Helly Hansen: Norwegian Professional Heritage

Helly Hansen has been making technical clothing for professional use since 1877. Here is what that heritage means in practice for skiers.

Helly Hansen is one of the oldest continuously operating names in outdoor clothing. Founded in 1877 in Norway by the sea captain Helly Juell Hansen and his wife Maren Margarethe, the brand started with waterproof oilskins for professional maritime use and has since grown into one of the most widely distributed ski outerwear labels in the world. The professional-use foundation remains the consistent thread: the brand still dresses working ski patrollers and mountain guides in numbers that make it, on its own reporting, the most-worn professional ski apparel brand globally.

The founding era

Helly Juell Hansen was 35 years old when he and Maren produced their first oilskin jackets, trousers, sou’westers, and tarpaulins. The construction was coarse linen soaked in linseed oil, a method that pre-dated modern synthetic waterproof fabrics by nearly a century. The gear was a success almost immediately: the brand took its first product award at the Paris World Expo in 1878, the year after founding.
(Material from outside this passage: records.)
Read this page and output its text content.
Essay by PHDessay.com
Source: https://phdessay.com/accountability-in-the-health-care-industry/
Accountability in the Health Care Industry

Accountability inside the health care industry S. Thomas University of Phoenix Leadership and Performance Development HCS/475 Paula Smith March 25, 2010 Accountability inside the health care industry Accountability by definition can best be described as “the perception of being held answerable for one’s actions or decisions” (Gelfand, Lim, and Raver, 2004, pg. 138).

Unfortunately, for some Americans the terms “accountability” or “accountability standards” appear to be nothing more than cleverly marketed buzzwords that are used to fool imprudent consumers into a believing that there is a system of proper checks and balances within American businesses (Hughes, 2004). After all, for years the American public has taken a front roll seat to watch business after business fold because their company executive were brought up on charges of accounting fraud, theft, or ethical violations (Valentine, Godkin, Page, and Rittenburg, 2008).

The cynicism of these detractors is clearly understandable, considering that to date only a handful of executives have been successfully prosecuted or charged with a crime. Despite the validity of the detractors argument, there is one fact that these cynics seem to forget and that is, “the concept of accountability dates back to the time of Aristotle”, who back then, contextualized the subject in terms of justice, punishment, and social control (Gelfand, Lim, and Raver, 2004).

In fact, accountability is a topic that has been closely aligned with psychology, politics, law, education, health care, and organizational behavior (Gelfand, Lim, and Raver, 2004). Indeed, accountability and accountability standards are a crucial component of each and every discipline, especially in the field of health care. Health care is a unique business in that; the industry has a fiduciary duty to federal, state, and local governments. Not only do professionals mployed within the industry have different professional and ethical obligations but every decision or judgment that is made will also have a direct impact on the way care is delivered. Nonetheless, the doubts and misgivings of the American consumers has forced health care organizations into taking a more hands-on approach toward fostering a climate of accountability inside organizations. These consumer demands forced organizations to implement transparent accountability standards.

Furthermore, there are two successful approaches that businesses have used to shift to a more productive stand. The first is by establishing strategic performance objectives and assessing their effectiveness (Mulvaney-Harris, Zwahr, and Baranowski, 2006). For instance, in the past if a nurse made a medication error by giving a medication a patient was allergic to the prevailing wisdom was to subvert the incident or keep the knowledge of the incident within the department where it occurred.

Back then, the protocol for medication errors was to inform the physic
The maritime-clothing heritage remained the business for much of the early-to-mid 20th century. Helly Hansen gear made its Winter Olympics debut in 1952, the Oslo Games, as the sport began its post-war expansion.

Technical milestones

In 1980 Helly Hansen launched Helly Tech, a proprietary waterproof-breathable fabric system that brought the brand into the modern technical-outerwear era and remains the core of its membrane-based outerwear today. The Lifa base layer technology, similarly long-running, provides the moisture-management backbone under the outer shells and is one of the brand’s most-imitated products.

Ski-racing partnerships

Helly Hansen has been the clothing partner for multiple national alpine ski teams across the modern era. Recent partnerships include: the US Ski and Snowboard Association as official base layer provider from November 2012, worn by the US Alpine Team at the Sochi 2014 Games; the Canadian alpine and para-alpine ski teams from July 2015; Alpine Team Norway on an eight-year Official Partner agreement; and Ski Team Sweden. That pattern, outfitting the national alpine programmes of several of the strongest ski nations, is unusual at any point in time.

Current ownership

Helly Hansen was acquired by Canadian Tire Corporation in May 2018 for approximately CA$985 million. In February 2025, Canadian Tire signed a definitive agreement to sell Helly Hansen to Kontoor Brands, Inc. (the US apparel group that also owns Wrangler and Lee), for approximately US$1.3 billion. The sale completed in June 2025. Helly Hansen continues to operate as a standalone brand within the Kontoor portfolio.

What the range covers

Helly Hansen’s ski range covers jackets, trousers, bibs, base layers, mid-layers, and accessories. The range spans from entry-level insulated outerwear through to race-level technical shells. The Lifa base layer technology sits across most of the thermal range; the Helly Tech membrane system sits across most of the waterproof outer shells. The brand is widely distributed across UK ski and outdoor retailers as well as direct online.

Who it is for

Helly Hansen suits a broad range of skiers. The range is wide enough that almost any British skiing context has a product that fits, from weekend holiday insulated jackets through to fully-shelled ski-touring and race-adjacent kit. Wide retail distribution means competitive pricing and in-person fitting at multiple outlets.

Where it is particularly relevant: skiers who want clothing from a brand with demonstrable professional-use credentials and a long technical pedigree, rather than fashion-first or price-first outerwear. The brand has earned its professional reputation over a long time and its technical claims stand up.

BARSC has no commercial relationship with Helly Hansen. This feature reflects an independent assessment of the brand and its products.